The International Air Rally will be celebrating Canada 150th anniversary by visiting a number of communities and municipalities across the country in search of authentic experiences meeting Canadians along the way, sharing great moments while enjoying the majestic beauty of the land!
Gimli is located on the west side of Lake Winnipeg in Manitoba. This community is known for being established by Icelandic settlers as part of the New Iceland settlement in Manitoba!
All participants meet at the Lakeview Resort for registration and workshop: Pre-departure Air Rally briefing on safety, navigation, air transport regulations and flight planning. The Canada Air Rally aims at: increasing awareness, familiarizing pilots with flying procedures while being exposed to continuously changing flying conditions and regulations.
Official start of the Canada Authentic Air Rally! The group of adventurers is excited to fly to Churchill. Most of them have never flown this far North, and oh what an experience it is!
This first day of flight brings a little bit of weather which makes us deviate to the East of our route for a little while. As explained during the briefing, faster aircraft relay weather updates through the Air Rally radio frequency for the slower aircraft. This allowed the group to clear the weather conditions safely. A clear sky was waiting for us ahead!
As we make our way to Thompson, the landscape below changes rapidly: from thick forest and rivers to the earth splitting itself into many many lakes, trees making themselves rare as we progress to the North. Cities are no longer in sight, and we are left with absolute nature. Hard to explain this feeling of complete freedom coming over us as we fly over the Canadian wilderness.
We get very excited as we approach Churchill, world Capital of the polar bear!! We can’t help ourselves and keep an eye out for polar bears and belugas… Most of our group did spot a few polar bears! Such an exciting flight!!
Today in Churchill, over 50 kids, parents and teachers came to meet us and visit the planes. The aviation bug starts somewhere: Each and everyone of us pilots have a unique story of how they got the “sting”. And we all have a role to play in the initiation of youth. Connecting with the local community and doing our part is important to us!
A full day of activities ahead! Up bright and early for a wonderful breakfast at Gypsy’s Bakery, all pilots make their way to the airport for refuelling. Yes, we have fuel in Churchill! Though, 100LL is usually not provided at this airport, International Air Rally had organized the transport of barrels of fuel for all aircraft.
And then off we go to the Churchill Northern Science Center! We were lucky to have a good pair of eyes onboard the bus: Catherine Tobenas spotted a polar bear on the coast! We stopped to take a few pictures, while keeping a good distance from the bear.

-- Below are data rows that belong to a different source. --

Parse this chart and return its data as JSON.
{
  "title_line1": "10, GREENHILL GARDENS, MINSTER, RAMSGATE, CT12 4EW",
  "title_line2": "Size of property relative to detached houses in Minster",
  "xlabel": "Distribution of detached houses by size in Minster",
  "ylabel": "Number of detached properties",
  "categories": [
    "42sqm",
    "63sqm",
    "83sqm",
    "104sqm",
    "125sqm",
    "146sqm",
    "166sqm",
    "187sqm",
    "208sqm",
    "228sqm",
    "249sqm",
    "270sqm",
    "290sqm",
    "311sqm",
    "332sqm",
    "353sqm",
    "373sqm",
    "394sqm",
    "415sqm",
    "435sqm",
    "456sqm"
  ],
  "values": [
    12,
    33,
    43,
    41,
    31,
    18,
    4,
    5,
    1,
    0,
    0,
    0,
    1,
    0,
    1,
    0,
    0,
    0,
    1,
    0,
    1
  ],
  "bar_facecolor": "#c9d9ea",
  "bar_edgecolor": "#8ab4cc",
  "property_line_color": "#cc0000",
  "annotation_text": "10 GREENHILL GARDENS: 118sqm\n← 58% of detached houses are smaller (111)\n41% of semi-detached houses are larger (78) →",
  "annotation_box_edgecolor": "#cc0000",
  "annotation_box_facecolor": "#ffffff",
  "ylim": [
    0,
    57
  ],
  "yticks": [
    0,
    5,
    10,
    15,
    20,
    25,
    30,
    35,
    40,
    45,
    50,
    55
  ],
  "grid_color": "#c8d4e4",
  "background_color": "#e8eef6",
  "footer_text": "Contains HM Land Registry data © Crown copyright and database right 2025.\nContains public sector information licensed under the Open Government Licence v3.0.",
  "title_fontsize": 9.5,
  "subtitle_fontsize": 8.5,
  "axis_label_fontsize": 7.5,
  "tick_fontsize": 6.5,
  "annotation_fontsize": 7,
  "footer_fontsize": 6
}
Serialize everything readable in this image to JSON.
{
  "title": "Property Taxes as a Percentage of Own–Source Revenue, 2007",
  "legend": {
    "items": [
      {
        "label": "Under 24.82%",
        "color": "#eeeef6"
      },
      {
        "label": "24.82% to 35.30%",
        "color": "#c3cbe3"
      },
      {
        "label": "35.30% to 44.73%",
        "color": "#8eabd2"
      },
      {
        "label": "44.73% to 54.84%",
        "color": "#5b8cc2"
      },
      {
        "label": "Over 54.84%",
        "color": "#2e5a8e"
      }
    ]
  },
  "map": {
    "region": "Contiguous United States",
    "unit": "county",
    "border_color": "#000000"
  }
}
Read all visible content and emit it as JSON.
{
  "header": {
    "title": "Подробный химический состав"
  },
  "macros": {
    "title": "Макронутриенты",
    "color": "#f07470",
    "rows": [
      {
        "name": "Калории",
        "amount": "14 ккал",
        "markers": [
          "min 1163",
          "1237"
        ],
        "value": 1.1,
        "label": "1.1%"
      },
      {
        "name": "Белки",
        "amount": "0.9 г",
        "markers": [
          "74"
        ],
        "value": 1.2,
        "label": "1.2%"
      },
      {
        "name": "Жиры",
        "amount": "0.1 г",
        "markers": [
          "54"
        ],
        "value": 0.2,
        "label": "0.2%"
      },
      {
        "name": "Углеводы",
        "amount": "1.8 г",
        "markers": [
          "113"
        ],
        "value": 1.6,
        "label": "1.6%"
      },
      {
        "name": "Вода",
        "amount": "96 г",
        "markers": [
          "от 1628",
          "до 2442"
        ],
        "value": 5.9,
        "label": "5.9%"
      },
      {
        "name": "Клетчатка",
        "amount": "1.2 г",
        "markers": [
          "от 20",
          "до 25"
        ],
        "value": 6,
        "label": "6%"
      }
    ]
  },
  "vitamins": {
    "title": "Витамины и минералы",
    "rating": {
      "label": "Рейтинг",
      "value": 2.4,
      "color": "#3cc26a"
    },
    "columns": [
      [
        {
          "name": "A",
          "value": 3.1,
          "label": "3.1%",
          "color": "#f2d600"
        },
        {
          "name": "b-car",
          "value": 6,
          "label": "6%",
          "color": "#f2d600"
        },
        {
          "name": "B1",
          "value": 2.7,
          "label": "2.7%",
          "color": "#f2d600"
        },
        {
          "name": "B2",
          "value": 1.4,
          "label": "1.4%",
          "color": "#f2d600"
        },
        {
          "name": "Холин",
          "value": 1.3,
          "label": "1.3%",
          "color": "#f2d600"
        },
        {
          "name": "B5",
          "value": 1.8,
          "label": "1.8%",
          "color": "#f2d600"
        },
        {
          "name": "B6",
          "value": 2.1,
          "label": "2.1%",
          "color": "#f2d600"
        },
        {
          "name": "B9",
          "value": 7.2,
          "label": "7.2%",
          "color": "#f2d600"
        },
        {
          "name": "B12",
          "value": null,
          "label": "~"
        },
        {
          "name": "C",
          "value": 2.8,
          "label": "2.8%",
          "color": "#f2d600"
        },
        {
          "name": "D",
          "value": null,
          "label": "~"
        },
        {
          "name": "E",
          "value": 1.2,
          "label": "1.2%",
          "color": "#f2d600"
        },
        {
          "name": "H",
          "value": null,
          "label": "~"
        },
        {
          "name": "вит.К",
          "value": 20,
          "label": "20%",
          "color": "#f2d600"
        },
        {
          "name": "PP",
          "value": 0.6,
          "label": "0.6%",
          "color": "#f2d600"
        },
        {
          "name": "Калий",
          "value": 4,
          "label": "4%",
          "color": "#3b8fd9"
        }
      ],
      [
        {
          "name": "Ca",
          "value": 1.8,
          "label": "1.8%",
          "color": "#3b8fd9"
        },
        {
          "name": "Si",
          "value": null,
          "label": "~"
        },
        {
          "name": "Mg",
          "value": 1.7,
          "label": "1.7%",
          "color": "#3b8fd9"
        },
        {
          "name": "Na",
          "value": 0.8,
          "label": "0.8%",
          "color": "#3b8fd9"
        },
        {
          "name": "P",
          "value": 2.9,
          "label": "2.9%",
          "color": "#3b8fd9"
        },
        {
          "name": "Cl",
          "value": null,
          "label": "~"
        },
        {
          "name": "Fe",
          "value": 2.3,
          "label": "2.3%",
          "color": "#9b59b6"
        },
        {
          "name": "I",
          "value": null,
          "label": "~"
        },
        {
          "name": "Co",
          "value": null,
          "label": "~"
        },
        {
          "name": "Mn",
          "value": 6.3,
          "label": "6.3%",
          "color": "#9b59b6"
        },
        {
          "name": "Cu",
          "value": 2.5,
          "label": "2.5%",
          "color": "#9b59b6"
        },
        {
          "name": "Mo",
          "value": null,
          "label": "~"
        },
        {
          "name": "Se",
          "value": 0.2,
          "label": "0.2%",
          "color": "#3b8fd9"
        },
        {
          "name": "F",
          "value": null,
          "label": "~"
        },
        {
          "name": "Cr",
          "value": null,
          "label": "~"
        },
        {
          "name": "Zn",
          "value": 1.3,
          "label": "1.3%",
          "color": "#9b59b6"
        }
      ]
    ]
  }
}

We had a nice lunch and a tour of the Churchill Northern Science Centre: Founded in 1976, the Churchill Northern Studies Centre is an independent, non-profit research and education facility which provides accommodations, meals, equipment rentals, and logistical support to scientific researchers working on a diverse range of topics of interest to northern science.
The Centre is ideally situated along the Hudson Bay seacoast at the meeting of three major biomes: marine, northern boreal forest, and tundra. To the east lies Wapusk National Park which protects the inland denning area of the polar bear. Farther to the southeast lies the Hudson Bay Lowland, the largest peatland in North America. Because of this complex of biomes, one can see a tremendous diversity of plants, birds, mammals and human cultures.
The day ended on a beautiful boat tour with Sea North Tours to see the belugas!
This flight takes us along the coast of Hudson Bay. All the way we kept our eyes wide open and cameras ready for polar bears and other animals. We were not disappointed, seeing a total of 15 polar bears and lots of belugas! Simply breathtaking.
Flight formation was also part of the fun on the way to Rankin Inlet. Canada is definitely a pilot’s paradise!
We could have gone on forever, but the people of Rankin Inlet were eager to meet us and the kids were also very excited to see the planes. All 16 kids and their parents took flight with volunteer pilots.
Thanks to our local guide, Noel Kaludjak, we visited the Iqalugaarjuup Nunanga Territorial Park. He explained the ruins from a historical site of the Thule Period, ancestors of the modern Inuit, the first inhabitants of the North. Their presence in Canada goes back a thousand years! Noel also brought us fishing for Arctic char. Which we ate for breakfast, dinner and lunch!
Noel had a surprise lunch for us at the National Park: Maktaaq (Beluga fat), Pipsi (Dried Arctic char) and Miku (Dried Caribou meat). Everything was very good! An experience we were definitely lucky and grateful to live.
Our stay at Bakers Narrow Lodge was the perfect end to this wonderful adventure!